Throughout my life, I have had to deal with intense anxiety especially when having to deal with people. Sometimes it gets to the point that I make up excuses to avoid certain social situations. I even have trouble eating in public and sometimes have to force myself to eat even when not in public. Sometimes, I don’t eat at all causing me to be underweight.
None of this was made better by the fact that, in middle school, I was one of the shortest people in the school and was made fun of constantly for it. I think there was maybe one person who was shorter. This made me extremely insecure about my height (or lack thereof). I felt weak and defenseless. I felt inadequate because I didn’t grow as much as other students. Thankfully, I’ve gotten more at peace with my height recently, but I still feel small when around my friends. Most of them are 6 feet or over and I’m only 5’4”.
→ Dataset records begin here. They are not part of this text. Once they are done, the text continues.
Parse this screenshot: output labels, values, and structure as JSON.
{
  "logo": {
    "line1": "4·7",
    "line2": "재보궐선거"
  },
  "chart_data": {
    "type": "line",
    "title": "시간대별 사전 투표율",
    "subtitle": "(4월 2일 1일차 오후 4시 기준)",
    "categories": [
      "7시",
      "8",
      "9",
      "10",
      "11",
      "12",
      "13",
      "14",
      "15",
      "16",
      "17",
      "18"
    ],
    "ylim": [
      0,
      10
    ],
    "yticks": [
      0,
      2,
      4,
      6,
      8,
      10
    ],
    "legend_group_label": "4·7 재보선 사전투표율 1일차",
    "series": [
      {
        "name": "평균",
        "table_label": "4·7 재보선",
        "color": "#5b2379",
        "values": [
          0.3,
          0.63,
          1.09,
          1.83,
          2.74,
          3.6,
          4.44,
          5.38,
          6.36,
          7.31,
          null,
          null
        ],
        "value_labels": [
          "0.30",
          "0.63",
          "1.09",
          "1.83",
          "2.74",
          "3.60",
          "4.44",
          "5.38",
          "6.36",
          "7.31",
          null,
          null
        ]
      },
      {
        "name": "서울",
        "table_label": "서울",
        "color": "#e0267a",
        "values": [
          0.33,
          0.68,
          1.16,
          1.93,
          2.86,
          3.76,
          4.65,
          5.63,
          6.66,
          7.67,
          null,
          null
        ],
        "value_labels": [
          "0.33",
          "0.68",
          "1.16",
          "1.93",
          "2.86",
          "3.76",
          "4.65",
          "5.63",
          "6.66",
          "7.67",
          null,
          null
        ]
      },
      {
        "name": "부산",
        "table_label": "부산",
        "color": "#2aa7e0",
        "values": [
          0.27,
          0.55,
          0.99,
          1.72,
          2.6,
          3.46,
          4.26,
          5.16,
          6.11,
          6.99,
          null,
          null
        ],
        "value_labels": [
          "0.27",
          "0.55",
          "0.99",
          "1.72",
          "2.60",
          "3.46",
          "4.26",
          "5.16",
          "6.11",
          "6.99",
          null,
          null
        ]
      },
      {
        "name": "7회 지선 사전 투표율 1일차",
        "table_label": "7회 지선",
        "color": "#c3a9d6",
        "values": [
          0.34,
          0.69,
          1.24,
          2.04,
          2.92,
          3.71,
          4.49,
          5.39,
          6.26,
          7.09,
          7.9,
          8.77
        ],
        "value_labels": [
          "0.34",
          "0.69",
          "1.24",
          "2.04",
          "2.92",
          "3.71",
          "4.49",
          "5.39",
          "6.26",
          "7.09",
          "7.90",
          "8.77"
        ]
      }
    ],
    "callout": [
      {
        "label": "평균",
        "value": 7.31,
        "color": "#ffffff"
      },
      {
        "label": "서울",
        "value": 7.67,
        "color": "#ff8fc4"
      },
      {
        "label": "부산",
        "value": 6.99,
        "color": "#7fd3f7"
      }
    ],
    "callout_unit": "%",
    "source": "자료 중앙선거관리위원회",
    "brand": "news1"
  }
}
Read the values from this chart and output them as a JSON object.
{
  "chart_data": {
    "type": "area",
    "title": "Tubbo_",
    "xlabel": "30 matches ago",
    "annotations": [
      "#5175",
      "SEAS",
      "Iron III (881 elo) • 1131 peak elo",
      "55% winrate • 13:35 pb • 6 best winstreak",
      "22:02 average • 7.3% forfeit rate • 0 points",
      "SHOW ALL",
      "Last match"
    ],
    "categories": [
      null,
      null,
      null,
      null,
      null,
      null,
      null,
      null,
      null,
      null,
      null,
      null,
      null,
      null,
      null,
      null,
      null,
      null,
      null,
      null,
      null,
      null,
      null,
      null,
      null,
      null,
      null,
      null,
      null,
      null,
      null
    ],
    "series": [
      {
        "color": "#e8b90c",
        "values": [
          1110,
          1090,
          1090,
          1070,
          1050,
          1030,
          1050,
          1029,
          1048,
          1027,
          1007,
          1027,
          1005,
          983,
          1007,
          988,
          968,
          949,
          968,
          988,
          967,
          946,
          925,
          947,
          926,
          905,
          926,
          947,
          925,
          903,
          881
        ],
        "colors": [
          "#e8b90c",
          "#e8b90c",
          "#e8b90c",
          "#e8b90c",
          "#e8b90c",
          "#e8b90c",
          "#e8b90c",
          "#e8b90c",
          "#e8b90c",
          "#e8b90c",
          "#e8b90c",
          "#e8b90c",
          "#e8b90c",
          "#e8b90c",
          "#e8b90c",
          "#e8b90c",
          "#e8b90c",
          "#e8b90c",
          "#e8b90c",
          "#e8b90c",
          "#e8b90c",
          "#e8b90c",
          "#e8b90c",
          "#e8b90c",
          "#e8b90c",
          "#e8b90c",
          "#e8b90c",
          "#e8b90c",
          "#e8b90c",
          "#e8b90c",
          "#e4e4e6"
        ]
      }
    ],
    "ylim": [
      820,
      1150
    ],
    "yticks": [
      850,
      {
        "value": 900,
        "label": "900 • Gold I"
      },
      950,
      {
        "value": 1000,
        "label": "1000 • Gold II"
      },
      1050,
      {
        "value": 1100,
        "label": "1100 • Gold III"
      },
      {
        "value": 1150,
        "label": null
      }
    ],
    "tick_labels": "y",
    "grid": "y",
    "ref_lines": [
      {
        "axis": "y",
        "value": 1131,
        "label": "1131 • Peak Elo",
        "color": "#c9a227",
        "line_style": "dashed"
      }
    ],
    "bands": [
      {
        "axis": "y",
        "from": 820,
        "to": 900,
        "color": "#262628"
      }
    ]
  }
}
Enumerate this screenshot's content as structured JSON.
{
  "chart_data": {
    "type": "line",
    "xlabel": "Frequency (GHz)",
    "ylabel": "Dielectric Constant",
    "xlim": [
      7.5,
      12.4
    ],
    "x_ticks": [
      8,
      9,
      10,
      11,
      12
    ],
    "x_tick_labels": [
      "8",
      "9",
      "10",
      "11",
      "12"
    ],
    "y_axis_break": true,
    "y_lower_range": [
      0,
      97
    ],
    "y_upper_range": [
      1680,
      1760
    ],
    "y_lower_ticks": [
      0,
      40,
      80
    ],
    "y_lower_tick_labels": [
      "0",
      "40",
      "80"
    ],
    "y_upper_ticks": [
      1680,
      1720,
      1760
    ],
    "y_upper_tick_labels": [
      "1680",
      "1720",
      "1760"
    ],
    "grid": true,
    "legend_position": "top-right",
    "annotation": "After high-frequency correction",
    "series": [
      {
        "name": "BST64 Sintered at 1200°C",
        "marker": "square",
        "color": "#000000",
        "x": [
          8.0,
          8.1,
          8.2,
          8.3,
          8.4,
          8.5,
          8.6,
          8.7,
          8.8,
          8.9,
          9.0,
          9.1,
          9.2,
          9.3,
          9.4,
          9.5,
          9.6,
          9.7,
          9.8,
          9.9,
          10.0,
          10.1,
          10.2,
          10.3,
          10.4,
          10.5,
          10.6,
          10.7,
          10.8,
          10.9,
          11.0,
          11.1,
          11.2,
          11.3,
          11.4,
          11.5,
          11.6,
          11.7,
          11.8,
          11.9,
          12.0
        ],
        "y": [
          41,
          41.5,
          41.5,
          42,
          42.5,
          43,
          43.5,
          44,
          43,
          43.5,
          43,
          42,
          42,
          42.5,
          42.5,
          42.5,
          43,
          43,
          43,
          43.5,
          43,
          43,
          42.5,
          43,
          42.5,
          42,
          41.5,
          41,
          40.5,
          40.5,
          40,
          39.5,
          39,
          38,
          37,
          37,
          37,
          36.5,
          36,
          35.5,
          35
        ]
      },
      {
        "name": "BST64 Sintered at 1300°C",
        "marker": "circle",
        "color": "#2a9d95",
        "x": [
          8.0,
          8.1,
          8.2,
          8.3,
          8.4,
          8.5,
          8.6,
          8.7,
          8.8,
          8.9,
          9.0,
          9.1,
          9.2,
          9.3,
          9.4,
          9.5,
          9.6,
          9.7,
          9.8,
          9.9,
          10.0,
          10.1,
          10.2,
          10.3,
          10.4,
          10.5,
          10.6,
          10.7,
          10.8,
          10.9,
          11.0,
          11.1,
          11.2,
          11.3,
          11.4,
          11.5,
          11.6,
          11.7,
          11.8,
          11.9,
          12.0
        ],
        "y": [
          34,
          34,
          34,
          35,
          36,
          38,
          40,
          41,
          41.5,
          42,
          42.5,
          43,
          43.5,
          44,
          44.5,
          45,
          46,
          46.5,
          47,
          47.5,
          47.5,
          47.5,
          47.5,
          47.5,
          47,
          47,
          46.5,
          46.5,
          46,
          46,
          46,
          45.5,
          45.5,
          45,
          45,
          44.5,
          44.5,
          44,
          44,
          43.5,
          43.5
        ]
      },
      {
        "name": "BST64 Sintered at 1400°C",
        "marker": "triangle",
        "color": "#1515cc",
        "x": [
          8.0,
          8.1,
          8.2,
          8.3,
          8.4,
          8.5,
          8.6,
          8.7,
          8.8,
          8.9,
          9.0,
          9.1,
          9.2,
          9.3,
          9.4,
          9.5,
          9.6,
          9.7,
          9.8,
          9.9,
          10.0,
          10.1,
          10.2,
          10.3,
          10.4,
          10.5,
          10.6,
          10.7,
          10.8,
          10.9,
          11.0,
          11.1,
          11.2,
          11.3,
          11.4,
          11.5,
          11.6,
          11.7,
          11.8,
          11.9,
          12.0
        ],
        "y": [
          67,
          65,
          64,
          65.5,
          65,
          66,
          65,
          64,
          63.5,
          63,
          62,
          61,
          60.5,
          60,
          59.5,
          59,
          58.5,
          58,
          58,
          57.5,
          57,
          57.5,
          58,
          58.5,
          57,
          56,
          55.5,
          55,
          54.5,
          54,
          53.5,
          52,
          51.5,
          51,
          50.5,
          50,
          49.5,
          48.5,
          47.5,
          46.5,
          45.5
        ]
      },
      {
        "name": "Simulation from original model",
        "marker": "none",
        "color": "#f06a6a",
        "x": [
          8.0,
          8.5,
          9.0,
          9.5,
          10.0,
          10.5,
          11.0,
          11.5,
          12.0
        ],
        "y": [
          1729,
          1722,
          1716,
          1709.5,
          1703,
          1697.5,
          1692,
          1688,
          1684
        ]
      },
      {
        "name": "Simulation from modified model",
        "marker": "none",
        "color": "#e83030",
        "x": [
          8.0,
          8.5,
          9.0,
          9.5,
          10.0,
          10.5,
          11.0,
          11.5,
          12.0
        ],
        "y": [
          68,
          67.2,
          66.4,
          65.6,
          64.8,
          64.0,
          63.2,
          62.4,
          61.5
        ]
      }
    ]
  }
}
Because of my anxiety, I always feel less than everyone else around me. I see them in groups talking and looking so happy, and I sit there was wish I could be that happy. These constant thoughts of inadequacy have led me to suicidal thoughts several times in my life. Sometimes I feel like I’m beyond help and feel that death is the only way to go. My rational side, however, is calling me an idiot for thinking something like that and so far, it’s winning the struggle.
I feel like it’s getting better, however, I still struggle with it sometimes. I almost skipped the first day of classes because I knew that at least some of the professors would make us introduce ourselves to the class, and I hate doing that. Even in the previous semester, meeting with my advisor was hard. I could barely email her to set up an appointment because I was afraid of saying the wrong thing. Even when I set it up, I nearly threw up on the day I was supposed to meet with her just thinking about it.
It doesn’t help much that I live in Mississippi. Most people around me are devoutly religious and some even believe that mental illness is a sign of demon possession. The fact that I’m an atheist probably doesn’t help them see that they’re wrong. Some likely believe that my atheism is the cause of my anxiety.
My parents haven’t been much help either. They refuse to believe that there’s a problem. Anytime I try and talk to them, they just blow it off and tell me to “snap out of it” as if I can just stop being nervous at will. Honestly, I don’t think they really listen to me.
I just hope to keep fighting and maybe one day to get over this completely. I know I have at least some support.